Run hard out there...

Wednesday, July 2, 2008

Grindstone Training

Sophie is organizing some training runs for the 2008 Grindstone 100 Miler. Let me know if you need contact information for her, or better yet, post a comment to her blog. Also be sure to follow along as she blogs her training for this beast of an event.

July 12, meet at noon for run from Elliott's Knob to Rte 250. We will figure out cars, etc. as it approaches. Should be fairly easy to do so. Total run, 24 miles or so.

Saturday July 19 Trayfoot Loop in SNP (near C'Ville) 21 miles, 4,000+ feet of climb.

Sunday July 20, TWOT loop, 25 miles, 8,000 feet of climb.

Saturday Aug 2, repeats of Elliotts Knob.
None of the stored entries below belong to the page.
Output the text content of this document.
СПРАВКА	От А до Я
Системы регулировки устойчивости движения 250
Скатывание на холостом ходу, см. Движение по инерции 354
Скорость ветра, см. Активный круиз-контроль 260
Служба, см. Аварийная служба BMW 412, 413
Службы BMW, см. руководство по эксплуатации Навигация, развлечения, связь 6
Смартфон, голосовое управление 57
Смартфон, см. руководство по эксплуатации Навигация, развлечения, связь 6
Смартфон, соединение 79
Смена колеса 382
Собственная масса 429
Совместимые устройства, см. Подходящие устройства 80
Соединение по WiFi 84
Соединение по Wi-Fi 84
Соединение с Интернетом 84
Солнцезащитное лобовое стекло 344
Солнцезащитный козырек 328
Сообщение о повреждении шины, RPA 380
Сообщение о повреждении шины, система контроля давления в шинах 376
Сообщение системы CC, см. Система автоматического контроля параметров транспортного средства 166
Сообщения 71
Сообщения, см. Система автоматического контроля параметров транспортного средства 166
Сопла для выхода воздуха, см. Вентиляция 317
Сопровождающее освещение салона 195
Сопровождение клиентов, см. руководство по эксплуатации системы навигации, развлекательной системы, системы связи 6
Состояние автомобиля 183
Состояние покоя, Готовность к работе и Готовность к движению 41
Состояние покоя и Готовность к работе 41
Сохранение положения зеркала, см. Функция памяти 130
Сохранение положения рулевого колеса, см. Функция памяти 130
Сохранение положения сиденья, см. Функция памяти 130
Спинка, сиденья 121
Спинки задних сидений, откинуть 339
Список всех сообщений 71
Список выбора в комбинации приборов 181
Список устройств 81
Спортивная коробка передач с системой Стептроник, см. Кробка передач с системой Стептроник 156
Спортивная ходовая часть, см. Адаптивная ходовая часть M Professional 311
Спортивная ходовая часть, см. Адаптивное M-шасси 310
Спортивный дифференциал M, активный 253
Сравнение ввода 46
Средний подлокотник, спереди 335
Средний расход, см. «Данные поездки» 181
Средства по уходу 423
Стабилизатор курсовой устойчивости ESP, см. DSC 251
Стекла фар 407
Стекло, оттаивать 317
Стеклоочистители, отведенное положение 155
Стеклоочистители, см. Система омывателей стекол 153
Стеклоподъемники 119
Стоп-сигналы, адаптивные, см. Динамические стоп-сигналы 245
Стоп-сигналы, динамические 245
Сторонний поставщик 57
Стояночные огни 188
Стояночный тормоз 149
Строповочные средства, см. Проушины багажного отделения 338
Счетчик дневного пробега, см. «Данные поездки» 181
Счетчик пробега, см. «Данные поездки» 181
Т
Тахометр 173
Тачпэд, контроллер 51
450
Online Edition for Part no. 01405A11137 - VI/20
I want to run as many as I can in three hours.

Sat/Sun Aug 9, 10 Horton is planning a Gstone training run (I think).

Sat Aug 16 Dennis is directing JET 50 (Jerkemtight 50 mile) on the original Gstone course (south of Rte 250).

Labor Day weekend Aug 30, 31...
Sat. run from TWOT parking to Grindstone turn-around and back (30 miles).
Sunday run a loop of TWOT (25 miles).

September 13 or 14: Priest/Three Ridges (24 miles).